As the year draws to a close, we are invited to pause and reflect. The holiday season creates this small break in our rhythm and offers us a moment of perspective. One thing that stands out, year after year, is how demanding much of our work at INESC TEC is, and how rarely our path is obvious. This always calls for judgement, patience and thoroughness, and relies on our ability to collaborate well. Over time, that is what turns projects into impact, and a group of people into a community, across years and generations.
In 2025, as we observed our 40th anniversary, we framed it as a space to connect memory with direction, bringing past and future into the same conversation. We revisited our origins to gain a clearer understanding of what has endured and what has evolved: a way of working at the intersection of science and innovation, an institutional culture founded on collaboration, and an outward orientation that remains central to our identity.
That anniversary frame also helped us sharpen our sense of what our time asks of our mission. We are living through accelerated technological change, geopolitical tension, and environmental urgency. In this context, research and innovation are under pressure to deliver, to scale, and to explain their value in more immediate and visible ways. Our anniversary year gave us a timely opportunity to insist on a more demanding standard than speed: relevance, responsibility, and long-term capability. Impact is rarely the result of a single breakthrough. More often, it comes from sustained work, organisations that can endure and renew themselves, partnerships that deepen through trust, and the ability to align ambition with the conditions that make ambition feasible.
Several themes persisted throughout the year, and they will matter for what comes next.
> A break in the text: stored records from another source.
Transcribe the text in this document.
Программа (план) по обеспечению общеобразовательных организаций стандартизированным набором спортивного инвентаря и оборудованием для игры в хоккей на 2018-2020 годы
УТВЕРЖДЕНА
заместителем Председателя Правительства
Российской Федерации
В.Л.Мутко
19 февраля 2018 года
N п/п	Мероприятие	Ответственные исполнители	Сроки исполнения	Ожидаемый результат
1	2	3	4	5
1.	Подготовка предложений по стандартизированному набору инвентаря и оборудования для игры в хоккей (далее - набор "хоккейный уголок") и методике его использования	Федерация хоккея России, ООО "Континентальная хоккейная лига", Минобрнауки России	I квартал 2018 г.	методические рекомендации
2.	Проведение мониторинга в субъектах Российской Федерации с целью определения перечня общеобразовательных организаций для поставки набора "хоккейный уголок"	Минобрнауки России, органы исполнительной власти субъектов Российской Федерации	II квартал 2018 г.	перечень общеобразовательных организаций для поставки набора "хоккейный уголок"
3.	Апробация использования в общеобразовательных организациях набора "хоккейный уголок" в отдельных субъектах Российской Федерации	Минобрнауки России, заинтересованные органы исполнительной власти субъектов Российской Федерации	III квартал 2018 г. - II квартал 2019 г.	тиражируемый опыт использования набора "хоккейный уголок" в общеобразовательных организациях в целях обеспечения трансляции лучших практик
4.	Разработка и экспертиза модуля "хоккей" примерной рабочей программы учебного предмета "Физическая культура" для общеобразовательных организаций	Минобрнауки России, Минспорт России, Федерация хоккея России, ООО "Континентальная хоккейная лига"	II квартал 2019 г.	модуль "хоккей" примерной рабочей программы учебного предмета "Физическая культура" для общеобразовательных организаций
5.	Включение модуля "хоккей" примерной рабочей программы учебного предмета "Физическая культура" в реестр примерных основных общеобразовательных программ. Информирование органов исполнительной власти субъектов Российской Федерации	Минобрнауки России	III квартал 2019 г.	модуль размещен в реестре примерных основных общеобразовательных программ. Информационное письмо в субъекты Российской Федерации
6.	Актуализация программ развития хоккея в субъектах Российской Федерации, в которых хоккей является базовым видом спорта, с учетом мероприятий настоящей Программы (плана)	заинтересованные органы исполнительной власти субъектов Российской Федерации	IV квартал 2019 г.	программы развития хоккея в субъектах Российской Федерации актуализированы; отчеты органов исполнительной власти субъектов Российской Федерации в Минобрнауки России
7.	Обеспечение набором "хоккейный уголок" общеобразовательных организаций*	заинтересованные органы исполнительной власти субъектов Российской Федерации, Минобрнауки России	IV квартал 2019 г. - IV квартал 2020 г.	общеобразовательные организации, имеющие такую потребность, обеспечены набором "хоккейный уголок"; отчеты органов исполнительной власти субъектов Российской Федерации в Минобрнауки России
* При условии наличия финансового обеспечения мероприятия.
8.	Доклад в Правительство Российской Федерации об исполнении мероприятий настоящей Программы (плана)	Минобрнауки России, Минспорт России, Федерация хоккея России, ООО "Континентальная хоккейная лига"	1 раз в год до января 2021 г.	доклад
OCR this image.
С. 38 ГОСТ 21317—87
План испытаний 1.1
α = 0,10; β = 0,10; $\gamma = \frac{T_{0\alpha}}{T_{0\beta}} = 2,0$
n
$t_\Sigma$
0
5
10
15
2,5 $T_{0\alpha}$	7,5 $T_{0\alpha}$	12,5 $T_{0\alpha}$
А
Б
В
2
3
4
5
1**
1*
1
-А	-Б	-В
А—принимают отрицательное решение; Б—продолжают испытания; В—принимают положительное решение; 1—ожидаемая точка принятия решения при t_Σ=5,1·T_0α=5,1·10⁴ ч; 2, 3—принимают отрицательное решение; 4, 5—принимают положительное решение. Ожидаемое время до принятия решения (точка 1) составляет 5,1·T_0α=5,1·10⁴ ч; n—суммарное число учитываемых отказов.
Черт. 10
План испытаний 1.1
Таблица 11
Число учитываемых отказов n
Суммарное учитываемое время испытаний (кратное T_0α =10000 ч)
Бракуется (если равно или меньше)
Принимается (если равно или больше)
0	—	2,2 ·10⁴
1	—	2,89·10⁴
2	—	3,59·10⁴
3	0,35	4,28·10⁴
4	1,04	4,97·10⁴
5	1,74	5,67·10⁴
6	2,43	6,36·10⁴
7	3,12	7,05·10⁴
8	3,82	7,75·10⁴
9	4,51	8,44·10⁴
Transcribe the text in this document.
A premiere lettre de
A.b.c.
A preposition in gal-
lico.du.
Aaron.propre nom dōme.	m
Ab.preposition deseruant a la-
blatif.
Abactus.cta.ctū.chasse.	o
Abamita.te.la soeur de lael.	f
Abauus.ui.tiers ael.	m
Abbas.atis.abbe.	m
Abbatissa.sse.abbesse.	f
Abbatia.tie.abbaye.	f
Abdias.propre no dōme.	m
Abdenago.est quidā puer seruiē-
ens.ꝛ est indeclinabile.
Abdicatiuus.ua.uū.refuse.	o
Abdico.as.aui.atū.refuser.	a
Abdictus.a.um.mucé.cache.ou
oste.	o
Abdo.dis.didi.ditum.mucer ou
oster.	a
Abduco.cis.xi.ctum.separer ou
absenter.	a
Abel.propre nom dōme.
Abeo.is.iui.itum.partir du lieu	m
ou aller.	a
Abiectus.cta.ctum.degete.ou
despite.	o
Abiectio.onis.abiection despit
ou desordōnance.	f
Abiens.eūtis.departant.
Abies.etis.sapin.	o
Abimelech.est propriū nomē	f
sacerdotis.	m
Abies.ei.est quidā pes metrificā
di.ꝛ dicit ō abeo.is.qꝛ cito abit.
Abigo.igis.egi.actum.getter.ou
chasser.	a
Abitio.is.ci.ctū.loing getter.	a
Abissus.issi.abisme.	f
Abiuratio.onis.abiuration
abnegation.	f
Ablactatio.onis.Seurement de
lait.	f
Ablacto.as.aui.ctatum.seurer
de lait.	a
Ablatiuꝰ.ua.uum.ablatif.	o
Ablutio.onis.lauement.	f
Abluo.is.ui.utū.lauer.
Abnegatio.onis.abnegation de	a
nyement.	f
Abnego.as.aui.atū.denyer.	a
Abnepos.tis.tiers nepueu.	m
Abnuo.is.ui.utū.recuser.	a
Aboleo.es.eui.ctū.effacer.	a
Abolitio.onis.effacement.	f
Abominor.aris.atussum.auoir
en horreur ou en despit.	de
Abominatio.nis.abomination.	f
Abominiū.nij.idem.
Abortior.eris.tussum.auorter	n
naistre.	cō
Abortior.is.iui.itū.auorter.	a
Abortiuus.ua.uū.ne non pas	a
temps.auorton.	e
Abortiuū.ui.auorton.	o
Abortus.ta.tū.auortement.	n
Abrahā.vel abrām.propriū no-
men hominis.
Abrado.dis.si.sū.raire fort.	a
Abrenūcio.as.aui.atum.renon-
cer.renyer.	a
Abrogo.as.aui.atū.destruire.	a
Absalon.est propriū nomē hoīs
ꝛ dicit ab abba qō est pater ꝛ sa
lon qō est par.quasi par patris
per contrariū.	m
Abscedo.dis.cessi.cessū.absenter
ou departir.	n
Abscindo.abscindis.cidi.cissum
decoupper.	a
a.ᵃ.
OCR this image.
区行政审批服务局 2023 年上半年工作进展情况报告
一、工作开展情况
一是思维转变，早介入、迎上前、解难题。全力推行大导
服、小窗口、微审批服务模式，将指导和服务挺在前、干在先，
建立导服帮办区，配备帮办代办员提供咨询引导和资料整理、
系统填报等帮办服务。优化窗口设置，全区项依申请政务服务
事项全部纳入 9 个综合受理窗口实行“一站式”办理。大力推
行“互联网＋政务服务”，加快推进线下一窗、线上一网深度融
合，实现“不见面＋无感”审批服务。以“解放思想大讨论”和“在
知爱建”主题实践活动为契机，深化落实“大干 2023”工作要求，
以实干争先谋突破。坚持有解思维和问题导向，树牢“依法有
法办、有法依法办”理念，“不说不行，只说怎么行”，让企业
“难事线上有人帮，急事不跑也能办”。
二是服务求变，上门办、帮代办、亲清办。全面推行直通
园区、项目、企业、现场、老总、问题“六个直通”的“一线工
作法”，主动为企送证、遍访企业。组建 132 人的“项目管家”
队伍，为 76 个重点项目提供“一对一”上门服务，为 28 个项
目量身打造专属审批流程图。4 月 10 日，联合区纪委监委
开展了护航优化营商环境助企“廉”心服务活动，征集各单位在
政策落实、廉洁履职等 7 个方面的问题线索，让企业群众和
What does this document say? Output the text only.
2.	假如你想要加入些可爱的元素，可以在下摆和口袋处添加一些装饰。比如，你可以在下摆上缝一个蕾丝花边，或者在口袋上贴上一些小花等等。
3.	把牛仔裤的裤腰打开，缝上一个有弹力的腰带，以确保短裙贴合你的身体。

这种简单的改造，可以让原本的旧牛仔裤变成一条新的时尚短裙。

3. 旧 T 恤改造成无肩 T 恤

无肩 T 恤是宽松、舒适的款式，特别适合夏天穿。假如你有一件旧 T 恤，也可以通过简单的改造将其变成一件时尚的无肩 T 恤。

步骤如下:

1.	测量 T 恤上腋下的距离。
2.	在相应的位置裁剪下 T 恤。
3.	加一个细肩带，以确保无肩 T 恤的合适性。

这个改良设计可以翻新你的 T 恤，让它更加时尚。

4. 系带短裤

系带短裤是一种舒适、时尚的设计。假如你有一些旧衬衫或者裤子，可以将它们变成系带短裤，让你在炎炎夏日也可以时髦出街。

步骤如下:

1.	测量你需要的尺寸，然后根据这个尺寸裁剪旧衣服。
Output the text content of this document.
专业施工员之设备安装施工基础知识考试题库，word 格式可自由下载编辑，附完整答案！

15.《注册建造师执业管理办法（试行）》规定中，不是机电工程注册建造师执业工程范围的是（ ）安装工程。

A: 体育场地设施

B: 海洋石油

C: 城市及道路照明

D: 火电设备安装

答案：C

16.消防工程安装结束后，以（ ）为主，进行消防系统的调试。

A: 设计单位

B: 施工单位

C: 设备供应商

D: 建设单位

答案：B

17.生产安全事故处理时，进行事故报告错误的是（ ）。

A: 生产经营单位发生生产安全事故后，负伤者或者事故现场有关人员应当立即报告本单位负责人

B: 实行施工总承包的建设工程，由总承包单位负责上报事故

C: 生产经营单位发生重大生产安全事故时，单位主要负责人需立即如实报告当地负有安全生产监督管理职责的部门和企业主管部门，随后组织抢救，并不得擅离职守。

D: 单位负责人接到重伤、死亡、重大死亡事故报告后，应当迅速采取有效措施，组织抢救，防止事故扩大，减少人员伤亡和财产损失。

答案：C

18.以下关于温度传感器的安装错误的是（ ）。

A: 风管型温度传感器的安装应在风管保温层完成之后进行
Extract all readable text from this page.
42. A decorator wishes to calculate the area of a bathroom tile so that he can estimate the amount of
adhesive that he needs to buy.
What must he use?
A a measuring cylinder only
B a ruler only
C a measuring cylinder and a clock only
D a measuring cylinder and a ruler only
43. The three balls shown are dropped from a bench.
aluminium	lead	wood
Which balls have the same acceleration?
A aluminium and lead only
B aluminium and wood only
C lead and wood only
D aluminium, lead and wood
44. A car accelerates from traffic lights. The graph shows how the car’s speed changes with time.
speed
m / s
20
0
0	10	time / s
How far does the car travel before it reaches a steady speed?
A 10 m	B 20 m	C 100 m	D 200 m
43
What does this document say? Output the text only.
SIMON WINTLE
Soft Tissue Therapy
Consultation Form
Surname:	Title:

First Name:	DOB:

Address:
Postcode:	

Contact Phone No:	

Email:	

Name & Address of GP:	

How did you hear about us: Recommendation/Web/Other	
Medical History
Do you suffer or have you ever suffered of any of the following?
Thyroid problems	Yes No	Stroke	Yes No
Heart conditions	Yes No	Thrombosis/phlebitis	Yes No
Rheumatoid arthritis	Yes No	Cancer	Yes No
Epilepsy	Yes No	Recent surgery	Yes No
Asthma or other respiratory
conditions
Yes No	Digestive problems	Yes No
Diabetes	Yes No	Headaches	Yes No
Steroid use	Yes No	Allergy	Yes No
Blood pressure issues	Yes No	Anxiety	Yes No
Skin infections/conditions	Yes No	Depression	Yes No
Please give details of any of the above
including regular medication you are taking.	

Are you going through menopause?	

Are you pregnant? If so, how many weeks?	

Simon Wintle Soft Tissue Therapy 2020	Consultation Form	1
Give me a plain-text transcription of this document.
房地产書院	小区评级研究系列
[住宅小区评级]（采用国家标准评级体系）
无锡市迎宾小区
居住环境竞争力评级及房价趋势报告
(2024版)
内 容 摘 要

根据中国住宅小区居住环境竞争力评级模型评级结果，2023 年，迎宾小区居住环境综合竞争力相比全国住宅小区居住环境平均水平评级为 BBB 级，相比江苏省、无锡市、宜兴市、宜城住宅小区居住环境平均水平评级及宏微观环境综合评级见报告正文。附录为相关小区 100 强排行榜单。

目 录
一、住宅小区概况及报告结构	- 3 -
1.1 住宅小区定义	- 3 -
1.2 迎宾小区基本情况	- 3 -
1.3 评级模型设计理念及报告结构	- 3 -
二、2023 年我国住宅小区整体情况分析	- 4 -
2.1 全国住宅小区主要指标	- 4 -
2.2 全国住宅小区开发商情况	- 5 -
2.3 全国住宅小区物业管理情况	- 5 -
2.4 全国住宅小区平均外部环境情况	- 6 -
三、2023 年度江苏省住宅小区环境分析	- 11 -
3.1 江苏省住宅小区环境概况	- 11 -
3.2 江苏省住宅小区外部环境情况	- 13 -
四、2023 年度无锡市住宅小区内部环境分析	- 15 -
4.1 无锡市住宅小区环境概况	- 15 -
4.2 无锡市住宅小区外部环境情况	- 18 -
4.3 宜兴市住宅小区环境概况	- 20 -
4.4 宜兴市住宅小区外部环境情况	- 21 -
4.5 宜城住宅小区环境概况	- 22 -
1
One was Europe, as a natural horizon for our ambition and responsibility, expressed in how we build partnerships, stay close to policy debates, and invest in a presence that keeps us connected to the conversations shaping research and innovation. Another was long-term capability, including infrastructures and the institutional conditions that allow excellence to be sustained. A third theme was integration, across subjects, research and innovation, and governance levels, as this is where much of our impact is now made or lost. We also returned repeatedly to the relationship between science and society, and to the role we can play in strengthening that relationship through dialogue, clarity, and a willingness to engage with the public questions that increasingly surround technology and innovation.
From that perspective, 2025 and the horizon ahead into 2026 read as a continuous line of work. We will continue to deepen our European engagement and our contribution to strategic and policy discussions. We will continue to invest in infrastructure and long-term initiatives that outlast individual projects. We will continue to strengthen the connection between excellent research and societal value, including through enhanced innovation pathways and partnerships with industry and public institutions. We will also continue to strengthen the institutional foundations that make this sustainable, through sound governance, capable support services, and steady attention to talent, careers, and the daily conditions in which people perform demanding work.
All of this comes back to people. People who carry projects, teach, supervise, build partnerships, run labs, manage finances, procure equipment, prepare reports, support mobility, organise events, communicate our work, keep buildings and systems operating, and make a large institution feel workable and fair. When things go well, it is rarely the result of individual effort alone. It is the result of judgement exercised in ordinary moments, often quietly, and then carried into collaboration across teams, centres and services: asking for help early enough, making expectations explicit, keeping things moving smoothly between teams, resolving issues before they harden, and treating one another with consideration. This is how we stay effective when the path is not obvious. It is how we keep demanding work humane. It is how a community holds together over time.
And this brings us, naturally, to these last days of the year. After months that were full for many of us, it is good that the calendar insists on a different rhythm. I hope the holiday season gives each of us space that does not need to be justified: time lived without hurry, conversation and conviviality, shared memory, and the personal ways each of us holds and celebrates what matters most with those closest to us.
Warm season’s greetings, and our best wishes for 2026.